Satan is an Old Woman

"Can I have a pound of Espresso Beans, please?"

"Sure!" I said, and rang it up. "$9.95"

The woman is holding a ten dollar bill, so I rang it up, extended my hand and smiled. She clutched her money to her chest.

"I'll give you the money when you give me the coffee!" she hissed at me.

"Mmm, ok. Hang on a sec, I have to go to the back and get it."

I found a bag and presented it to her.

"This is not what I want." She shoved the bag across the counter.

"Didn't you want espresso beans?" I asked.

"Yes, with the caramel."

"We don't sell espresso beans with caramel."

"But the sticker always said something about caramel. That's what I like."

"Right. The old bags of espresso had a sticker describing the CARAMELY TASTE of espresso itself. Espresso has a taste that is described as "caramel", but there's no caramel in the beans. This new bag doesn't have that sticker on it, but it's the same thing, trust me. Here you go." I shoved the bag back across the counter.

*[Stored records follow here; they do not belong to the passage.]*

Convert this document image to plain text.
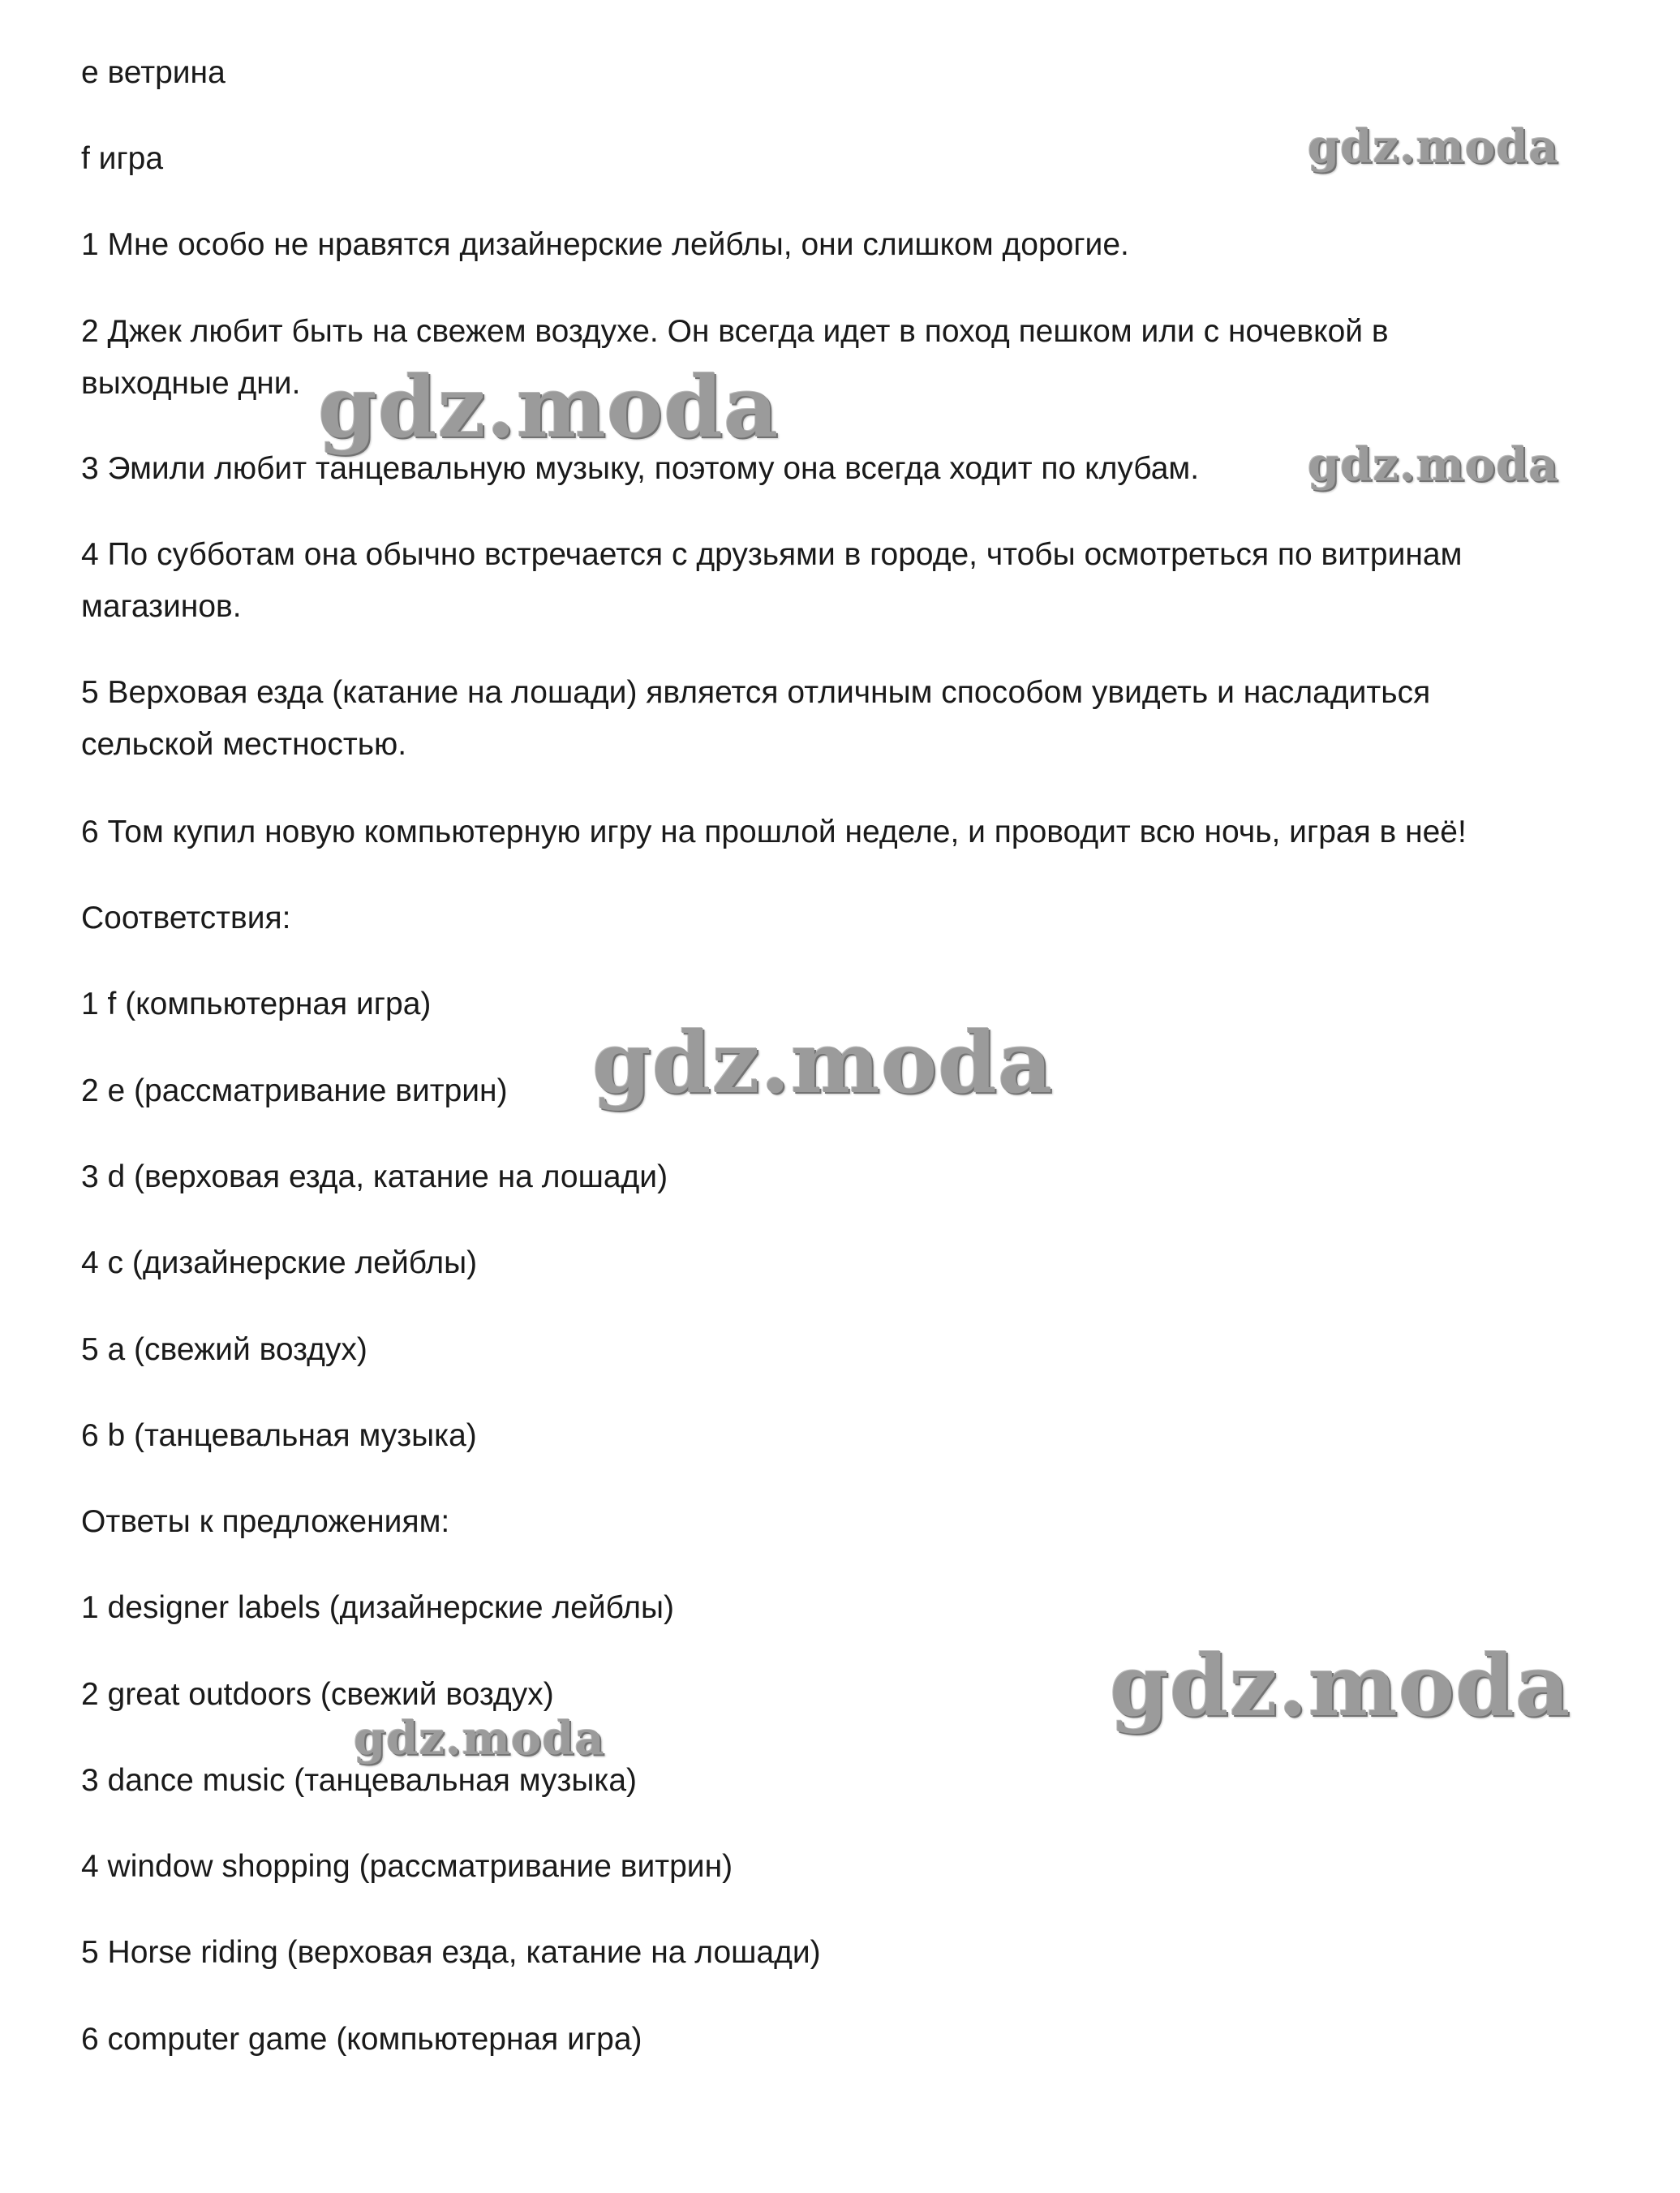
e ветрина

f игра

1 Мне особо не нравятся дизайнерские лейблы, они слишком дорогие.

2 Джек любит быть на свежем воздухе. Он всегда идет в поход пешком или с ночевкой в

выходные дни.

3 Эмили любит танцевальную музыку, поэтому она всегда ходит по клубам.

4 По субботам она обычно встречается с друзьями в городе, чтобы осмотреться по витринам

магазинов.

5 Верховая езда (катание на лошади) является отличным способом увидеть и насладиться

сельской местностью.

6 Том купил новую компьютерную игру на прошлой неделе, и проводит всю ночь, играя в неё!

Соответствия:

1 f (компьютерная игра)

2 e (рассматривание витрин)

3 d (верховая езда, катание на лошади)

4 c (дизайнерские лейблы)

5 a (свежий воздух)

6 b (танцевальная музыка)

Ответы к предложениям:

1 designer labels (дизайнерские лейблы)

2 great outdoors (свежий воздух)

3 dance music (танцевальная музыка)

4 window shopping (рассматривание витрин)

5 Horse riding (верховая езда, катание на лошади)

6 computer game (компьютерная игра)

gdz.moda
gdz.moda
gdz.moda
gdz.moda
gdz.moda
gdz.moda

"No, I want the caramel beans."

By this time I had another barista scrambling around looking for an old bag, and everyone else behind the counter was stifeling their laughter. An old bag was procured, and A., another barista, handed it to her.

"Thank you." She said, and gave me an icy look. "THIS is what I wanted." She marched out of the building.

I walked to the back, clamped both hands firmly over my mouth, and screamed.

"Oh stop!" said another barista, who's almost 50. "One day you'll be old."

"But not completely crazy!" I retorted.

Who lets old people out of "retirement homes" anyway?